Why += on strings is O(n²). Python strings are immutable objects. str.__iadd__ (the += operator) cannot append to the existing string in place; it must allocate a new string object of size len(current) + len(addition), copy current into it, copy addition after it, and release the old current for garbage collection. CPython has an optimization for the simple case where the string being accumulated has a reference count of 1 — it can sometimes reallocate in place.

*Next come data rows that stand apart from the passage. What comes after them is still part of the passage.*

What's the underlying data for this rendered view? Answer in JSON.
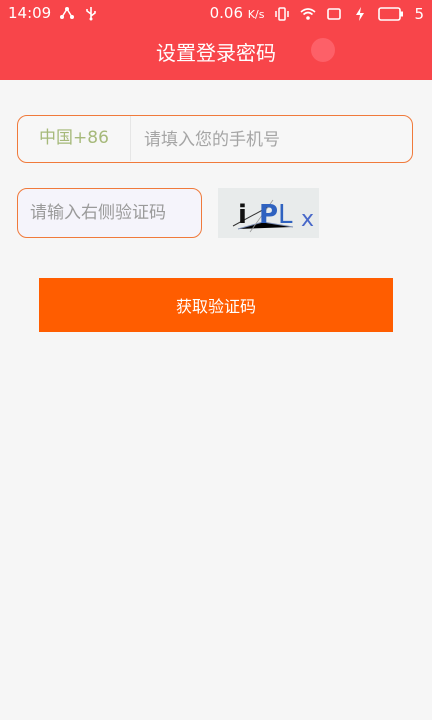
{
  "status_bar": {
    "time": "14:09",
    "speed": "0.06",
    "speed_unit": "K/s",
    "battery": "5"
  },
  "header": {
    "title": "设置登录密码"
  },
  "phone": {
    "country_code": "中国+86",
    "placeholder": "请填入您的手机号"
  },
  "captcha": {
    "placeholder": "请输入右侧验证码",
    "image_text": "iPLx"
  },
  "action": {
    "get_code_label": "获取验证码"
  },
  "colors": {
    "header": "#f8454a",
    "accent_border": "#f07a3b",
    "button": "#ff5d00",
    "country_text": "#a6b97a"
  }
}
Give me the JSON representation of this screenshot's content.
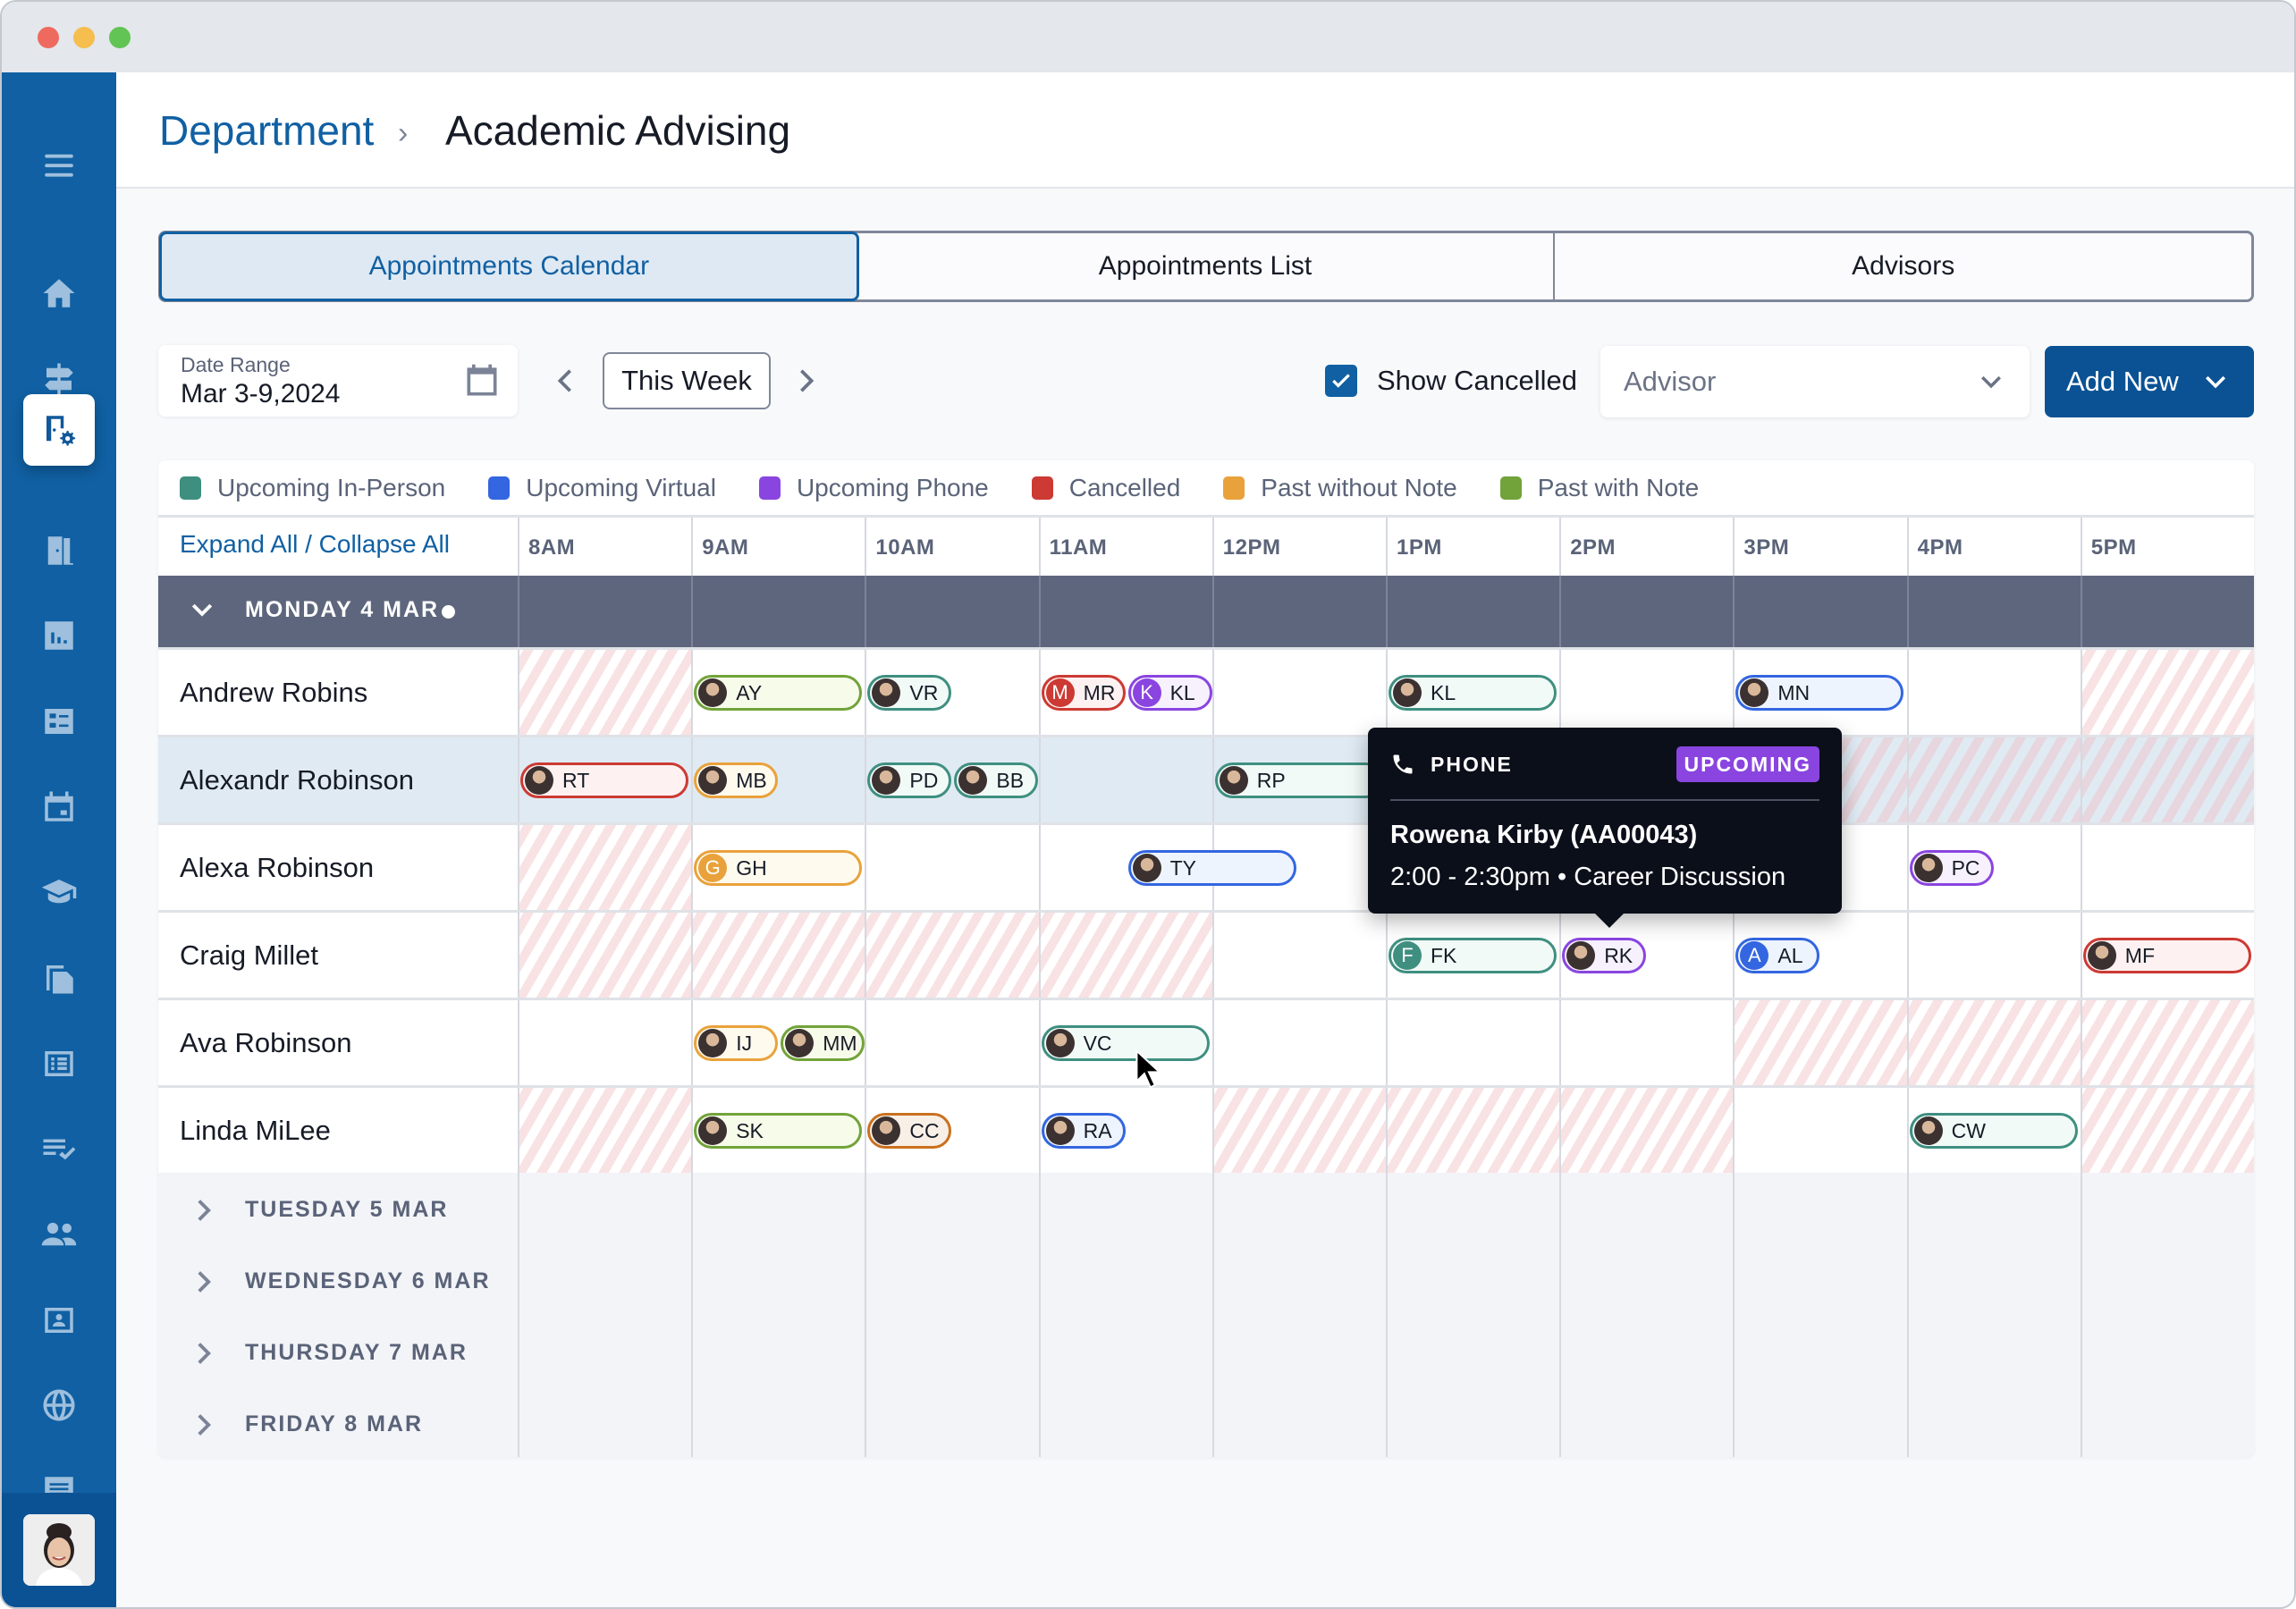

But this optimization does not apply reliably in loops where the variable name may have multiple references, or where the list holding partial results is referenced elsewhere. The safe assumption is that every += in a loop does a full copy.
Why str.join is O(n). The CPython implementation of str.join makes two passes. In the first pass, it iterates the sequence to compute the total length of the result. It then allocates a single string buffer of exactly that size. In the second pass, it copies each element into the buffer at the correct offset. Total work: two linear passes over the sequence plus one allocation. This is why str.join requires that its argument be a sequence, not just an iterable — it needs to iterate it twice. When you pass a generator, Python materializes it into a list to enable the two-pass algorithm.
The list comprehension advantage for join. "".join([x for x in items]) is faster than "".join(x for x in items) for the reason above: the list is already materialized when join receives it, so join can make both passes directly. The generator version requires join to build an internal list first, then make the same two passes. The extra step is small but measurable in tight loops. The rule: when using join, pass a list or list comprehension, not a generator expression.
f-string versus .format() at the CPython level. f-strings are compiled to LOAD_FAST and FORMAT_VALUE bytecode instructions at compile time. .format() calls require a string parsing step at runtime to process the format spec. The difference is roughly 10-30% per call, which matters only in code that formats millions of strings per second. For application code that formats a few thousand records in a batch job, the difference is invisible next to any O(n²) pattern in the same function.